The Biocompatibility of Vancomycin Containing PLLA/β -TCP Composite and Its Role in Implant Related Osteomyelitis
Authors: Korkusuz F, Kankilic B, Korkusuz P, Dagdeviren S, Bayramli E, Kilic E, Bilgic E. Hacettepe University, Altındag Turkey
Title: The Biocompatibility of Vancomycin Containing PLLA/β -TCP Composite and Its Role in Implant Related Osteomyelitis
Background: Osteomyelitis caused by MRSA often requires surgery and systemic antibiotic treatment. Recently, the disease is treated with local antibiotic delivery systems.
Hypothesis/Purpose: A vancomycin containing poly-l-lactic acid/β-tricalcium phosphate (PLLA/β-TCP) composite was developed and characterized and asked whether these composite was biocompatible and control implant related osteomyelitis.
Methods: Vancomycin-containing (VC) and vancomycin-free (VUC) composites were produced using PLLA, β-TCP and chloroform. Some of the VC composites were further dip-coated with PLLA (CVC) to delay the release of antibiotic. Vancomycin release was studied. Adhesion, proliferation and mineralization were assessed with mesenchymal stem (MSC) and Saos type 2 cells. Later, VUC, VC, and CVC were implanted into implant related osteomyelitis (IRO) sites. Radiology, histology, and microbiology findings were quantified.

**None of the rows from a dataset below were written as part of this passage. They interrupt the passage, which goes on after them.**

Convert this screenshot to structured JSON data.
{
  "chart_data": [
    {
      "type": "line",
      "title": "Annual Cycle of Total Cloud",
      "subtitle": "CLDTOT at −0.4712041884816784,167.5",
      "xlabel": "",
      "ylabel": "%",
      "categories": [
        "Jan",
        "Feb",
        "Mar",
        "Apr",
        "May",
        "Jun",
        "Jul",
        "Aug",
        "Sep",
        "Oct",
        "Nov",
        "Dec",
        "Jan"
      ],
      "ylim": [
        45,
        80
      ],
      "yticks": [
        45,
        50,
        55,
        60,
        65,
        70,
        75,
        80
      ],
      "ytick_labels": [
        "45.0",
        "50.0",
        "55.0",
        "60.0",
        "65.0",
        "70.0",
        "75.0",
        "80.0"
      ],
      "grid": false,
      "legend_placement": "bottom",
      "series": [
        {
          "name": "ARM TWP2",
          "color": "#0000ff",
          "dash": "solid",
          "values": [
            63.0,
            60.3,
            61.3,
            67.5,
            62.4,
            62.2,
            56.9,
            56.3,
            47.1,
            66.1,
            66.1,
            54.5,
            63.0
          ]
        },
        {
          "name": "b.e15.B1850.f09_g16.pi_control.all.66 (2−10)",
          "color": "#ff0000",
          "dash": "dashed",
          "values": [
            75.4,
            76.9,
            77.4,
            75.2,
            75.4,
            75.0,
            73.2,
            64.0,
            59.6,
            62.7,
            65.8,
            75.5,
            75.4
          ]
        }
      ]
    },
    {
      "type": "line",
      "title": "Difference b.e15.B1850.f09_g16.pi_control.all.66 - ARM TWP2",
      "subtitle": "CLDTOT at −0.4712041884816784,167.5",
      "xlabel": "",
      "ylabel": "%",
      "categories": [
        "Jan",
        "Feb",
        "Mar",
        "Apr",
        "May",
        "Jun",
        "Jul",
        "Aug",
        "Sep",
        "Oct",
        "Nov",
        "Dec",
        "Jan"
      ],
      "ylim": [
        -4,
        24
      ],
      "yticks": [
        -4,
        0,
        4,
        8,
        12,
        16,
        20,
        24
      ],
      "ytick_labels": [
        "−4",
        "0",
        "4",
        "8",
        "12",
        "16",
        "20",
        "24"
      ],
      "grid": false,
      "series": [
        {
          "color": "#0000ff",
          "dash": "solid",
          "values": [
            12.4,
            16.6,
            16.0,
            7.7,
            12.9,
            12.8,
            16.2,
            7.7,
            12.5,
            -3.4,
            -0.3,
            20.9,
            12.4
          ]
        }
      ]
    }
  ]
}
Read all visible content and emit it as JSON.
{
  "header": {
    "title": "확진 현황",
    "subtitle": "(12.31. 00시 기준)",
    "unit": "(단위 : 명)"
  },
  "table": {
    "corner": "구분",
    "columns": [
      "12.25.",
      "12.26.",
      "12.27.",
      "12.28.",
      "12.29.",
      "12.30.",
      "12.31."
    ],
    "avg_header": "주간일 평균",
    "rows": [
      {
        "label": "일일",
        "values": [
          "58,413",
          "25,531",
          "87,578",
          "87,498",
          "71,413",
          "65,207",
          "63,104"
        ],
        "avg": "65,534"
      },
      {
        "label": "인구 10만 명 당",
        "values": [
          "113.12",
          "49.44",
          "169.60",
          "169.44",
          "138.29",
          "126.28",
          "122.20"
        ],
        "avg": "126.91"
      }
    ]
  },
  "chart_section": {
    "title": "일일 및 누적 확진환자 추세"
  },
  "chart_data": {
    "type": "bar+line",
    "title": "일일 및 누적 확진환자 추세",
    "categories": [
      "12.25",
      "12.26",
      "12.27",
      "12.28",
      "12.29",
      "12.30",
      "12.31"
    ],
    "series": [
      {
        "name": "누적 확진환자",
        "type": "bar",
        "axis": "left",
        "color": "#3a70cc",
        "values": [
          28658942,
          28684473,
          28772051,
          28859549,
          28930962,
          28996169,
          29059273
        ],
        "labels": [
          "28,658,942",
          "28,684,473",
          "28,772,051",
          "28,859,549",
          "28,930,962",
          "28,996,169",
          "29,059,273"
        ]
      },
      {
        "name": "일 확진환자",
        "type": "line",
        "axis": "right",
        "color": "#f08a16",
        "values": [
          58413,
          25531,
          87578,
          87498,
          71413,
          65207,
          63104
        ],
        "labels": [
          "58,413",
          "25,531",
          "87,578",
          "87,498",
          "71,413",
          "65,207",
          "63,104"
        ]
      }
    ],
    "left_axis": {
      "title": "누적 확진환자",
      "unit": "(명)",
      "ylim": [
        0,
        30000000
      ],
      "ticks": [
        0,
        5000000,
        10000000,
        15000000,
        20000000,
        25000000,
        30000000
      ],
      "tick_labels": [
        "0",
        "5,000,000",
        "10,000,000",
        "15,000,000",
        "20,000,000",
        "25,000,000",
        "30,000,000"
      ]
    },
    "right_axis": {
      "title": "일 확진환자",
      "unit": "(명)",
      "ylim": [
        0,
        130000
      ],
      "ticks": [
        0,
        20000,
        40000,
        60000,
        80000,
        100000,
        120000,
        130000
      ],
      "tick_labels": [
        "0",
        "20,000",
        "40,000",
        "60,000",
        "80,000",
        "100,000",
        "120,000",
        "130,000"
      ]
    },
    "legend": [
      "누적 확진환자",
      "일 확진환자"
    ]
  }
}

Results: VC and CVC released 100% and 63.1% of their vancomycin on day 1. At the end of 6 weeks, CVC released 91.9 % of its vancomycin. For antimicrobial susceptibility test, zones between 10 to 11 mm were considered intermediate and those that were 12 mm or greater were considered sensitive to MRSA. The CVC, VC, and control groups developed 11 mm, 17 mm, and 18 mm inhibition zone diameters, respectively. MSC and Saos type 2 cells attached and proliferated well on composites on days 3 and 7. IRO resolved in the VC group but not in the VUC group. Microbiology, radiology and histology scores of the VC and CVC groups improved by week 6.
Discussion: In the conventional IRO therapy, antibiotics should be given parentally for 4-6 weeks. CVC released its vancomycin for 42 days. On the other hand, VC burst all the vancomycin entrapped in day 1 but IRO was still controlled according to the results. Radiological scores correlated with histological scores and improvement was achieved in the VC. Histological findings with the VC and CVC presented favorable biocompatibility. Microbiologic findings revealed control with the VC and CVC groups.
Conclusion: Vancomycin-containing PLLA/β-TCP composites are biocompatible and control IRO.